Il vasto sfondo che muta di colori e trasparenze, più volte buio specchio, è delimitato da una spessa cornice dorata e tutta l'ambientazione vive al confine tra la ricerca di un'antica preziosità d'abiti e parrucche e di un'atmosfera carnevalesca senza tempo, salotto artificiale di appuntamenti dove anche si svelano i desideri dei corpi: dopo la replica della mattina per le scuole è stata presentata anche in serale l'accurata messa in scena di Tonio De Nitto del magnifico testo molieriano "Il Misantropo", qui nella traduzione e adattamento di Francesco Niccolini, con un buon affiatamento degli interpreti e ben meditate soluzioni musicali a firma di Paolo Coletta. Un'opera densa di infiniti interrogativi, sul modo di relazionarsi socialmente, sull'importanza delle amicizie di potere, sull'amore e la gelosia, sul bisogno di allontanarsi da un mondo di ipocrisie, o, all'opposto, sull'impossibilità di rinunciare al piacere di stare in mezzo ai propri simili, anche se tra vane chiacchiere e superficiali corteggiamenti, un modo per lasciare scorrere il tempo, far scivolare i giorni, la vita...

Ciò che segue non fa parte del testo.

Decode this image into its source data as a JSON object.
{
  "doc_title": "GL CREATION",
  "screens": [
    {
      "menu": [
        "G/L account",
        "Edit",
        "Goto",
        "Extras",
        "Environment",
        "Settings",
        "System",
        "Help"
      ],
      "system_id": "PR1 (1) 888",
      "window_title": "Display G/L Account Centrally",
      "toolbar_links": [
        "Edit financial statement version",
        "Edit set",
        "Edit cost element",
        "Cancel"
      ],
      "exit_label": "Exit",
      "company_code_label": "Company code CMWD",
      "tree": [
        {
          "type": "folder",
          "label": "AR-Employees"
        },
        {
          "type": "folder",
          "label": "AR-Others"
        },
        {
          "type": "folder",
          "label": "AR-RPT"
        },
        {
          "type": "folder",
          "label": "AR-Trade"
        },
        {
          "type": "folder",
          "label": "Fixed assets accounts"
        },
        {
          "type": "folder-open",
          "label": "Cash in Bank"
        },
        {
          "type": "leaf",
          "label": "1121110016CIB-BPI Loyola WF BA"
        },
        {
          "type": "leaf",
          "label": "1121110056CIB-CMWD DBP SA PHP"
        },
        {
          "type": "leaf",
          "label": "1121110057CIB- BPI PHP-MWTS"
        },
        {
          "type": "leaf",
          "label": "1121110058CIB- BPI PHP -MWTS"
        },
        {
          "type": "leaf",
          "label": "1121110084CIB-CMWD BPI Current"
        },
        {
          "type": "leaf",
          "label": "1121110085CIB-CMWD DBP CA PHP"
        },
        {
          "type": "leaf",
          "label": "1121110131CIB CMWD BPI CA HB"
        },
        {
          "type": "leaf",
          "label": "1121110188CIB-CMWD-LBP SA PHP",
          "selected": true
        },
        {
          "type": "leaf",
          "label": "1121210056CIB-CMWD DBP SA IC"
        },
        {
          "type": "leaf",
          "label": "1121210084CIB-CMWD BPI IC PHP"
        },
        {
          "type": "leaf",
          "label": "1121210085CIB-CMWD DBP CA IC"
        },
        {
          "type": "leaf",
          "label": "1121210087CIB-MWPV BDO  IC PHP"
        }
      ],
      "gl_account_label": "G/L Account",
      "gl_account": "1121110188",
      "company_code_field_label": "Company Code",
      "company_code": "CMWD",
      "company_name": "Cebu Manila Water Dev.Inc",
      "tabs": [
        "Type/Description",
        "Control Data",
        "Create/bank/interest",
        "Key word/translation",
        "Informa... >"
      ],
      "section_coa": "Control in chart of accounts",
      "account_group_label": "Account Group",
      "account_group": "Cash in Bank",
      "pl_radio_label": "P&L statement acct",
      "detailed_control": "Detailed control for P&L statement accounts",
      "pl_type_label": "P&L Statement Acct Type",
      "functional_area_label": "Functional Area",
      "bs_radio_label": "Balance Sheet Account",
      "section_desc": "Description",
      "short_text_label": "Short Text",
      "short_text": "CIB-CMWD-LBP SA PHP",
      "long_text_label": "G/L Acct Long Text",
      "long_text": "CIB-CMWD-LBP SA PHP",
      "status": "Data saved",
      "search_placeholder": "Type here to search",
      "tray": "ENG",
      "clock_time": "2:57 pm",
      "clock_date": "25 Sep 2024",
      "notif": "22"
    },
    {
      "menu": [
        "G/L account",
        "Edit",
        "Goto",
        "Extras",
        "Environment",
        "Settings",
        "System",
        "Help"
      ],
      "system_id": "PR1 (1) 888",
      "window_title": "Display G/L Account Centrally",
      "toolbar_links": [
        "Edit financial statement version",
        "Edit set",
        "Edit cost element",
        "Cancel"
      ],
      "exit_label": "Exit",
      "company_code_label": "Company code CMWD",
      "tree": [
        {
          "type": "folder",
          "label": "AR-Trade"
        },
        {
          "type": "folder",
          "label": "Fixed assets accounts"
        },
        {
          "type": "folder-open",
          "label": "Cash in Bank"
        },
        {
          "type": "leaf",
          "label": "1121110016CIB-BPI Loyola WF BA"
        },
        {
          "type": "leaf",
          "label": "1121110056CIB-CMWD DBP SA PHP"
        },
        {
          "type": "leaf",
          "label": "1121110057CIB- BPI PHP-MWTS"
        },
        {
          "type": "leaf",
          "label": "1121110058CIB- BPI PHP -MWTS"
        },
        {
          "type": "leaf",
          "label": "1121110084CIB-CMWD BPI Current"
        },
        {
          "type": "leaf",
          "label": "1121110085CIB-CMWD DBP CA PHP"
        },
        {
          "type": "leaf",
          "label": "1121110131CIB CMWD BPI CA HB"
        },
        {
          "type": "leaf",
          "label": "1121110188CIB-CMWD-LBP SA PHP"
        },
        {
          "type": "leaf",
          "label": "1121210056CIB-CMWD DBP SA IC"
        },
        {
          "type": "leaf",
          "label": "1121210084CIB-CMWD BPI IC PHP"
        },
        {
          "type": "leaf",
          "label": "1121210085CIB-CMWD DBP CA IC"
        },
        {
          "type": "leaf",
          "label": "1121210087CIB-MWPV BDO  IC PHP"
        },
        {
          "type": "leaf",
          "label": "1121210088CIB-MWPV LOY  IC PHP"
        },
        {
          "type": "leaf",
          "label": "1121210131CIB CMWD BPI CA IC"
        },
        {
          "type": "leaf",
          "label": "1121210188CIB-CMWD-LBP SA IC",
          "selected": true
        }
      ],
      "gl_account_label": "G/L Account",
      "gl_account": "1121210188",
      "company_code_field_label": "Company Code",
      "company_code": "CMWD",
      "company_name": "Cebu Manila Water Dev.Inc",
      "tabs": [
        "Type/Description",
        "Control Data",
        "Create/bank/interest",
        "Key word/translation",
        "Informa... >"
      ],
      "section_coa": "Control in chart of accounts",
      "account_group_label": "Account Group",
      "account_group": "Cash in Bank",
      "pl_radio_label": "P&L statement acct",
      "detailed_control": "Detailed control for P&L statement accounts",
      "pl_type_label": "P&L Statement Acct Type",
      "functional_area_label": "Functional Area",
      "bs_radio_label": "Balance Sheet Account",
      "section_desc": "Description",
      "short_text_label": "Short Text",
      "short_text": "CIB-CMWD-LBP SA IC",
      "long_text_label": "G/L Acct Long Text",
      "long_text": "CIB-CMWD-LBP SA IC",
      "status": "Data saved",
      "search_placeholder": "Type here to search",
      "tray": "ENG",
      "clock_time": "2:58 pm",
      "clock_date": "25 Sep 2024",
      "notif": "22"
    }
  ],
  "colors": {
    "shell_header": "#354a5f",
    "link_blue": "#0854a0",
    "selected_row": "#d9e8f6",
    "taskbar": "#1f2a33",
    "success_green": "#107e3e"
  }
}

"Non basto io a renderti felice e amata?", aveva chiesto Alceste a Celimene, a cui - lui, il misantropo che non voleva accettare ipocrisie e compromessi - aveva tanto perdonato, chiedendole - colpevolizzando piuttosto la società, "i vizi di quel tempo crudele" - di andare via insieme, lontano, in un bosco o nel deserto...Ma non potendo però Selimene, malgrado il clamore per quanto è accaduto, le sue lettere rese pubbliche, accettare quella sorta di clausura: "la solitudine spaventa una giovane donna come me...". E come darle torto? Se ben si comprende la cupa irritazione di Alceste per quella rete di doppiezze, insincerità, false amicizie, incapace di ascoltare i consigli di Filinte che lo invita alla moderazione "in nome del quieto vivere e delle buone maniere", lo si vede poi fragile di fronte all'irrazionalità del sentimento d'amore per Selimene - e tuttavia anche pronto a cercare veloce consolazione in un'altra figura femminile Eliante, che però, pur attratta da quell'uomo dal carattere tanto difficile, aveva infine preferito dire sì a Filinte. E sarà proprio questa coppia che - mentre si moltiplicano gli scricchiolii, cadono calcinacci - sembrerà riuscire ad andare oltre, superare quel tempo, lui infine in abiti contemporanei, una valigetta in mano. Consapevoli che comunque saranno necessarie, in ogni epoca, vivendo tra gli umani, forme di adattamento, silenzi opportuni, indulgenza, flessibilità? Destinati invece a soffrire per sempre e ovunque, tra rancori e malumori, i misantropi come Alceste, condannati infine - per quanto possano avere ragione - all'isolamento, all'emarginazione?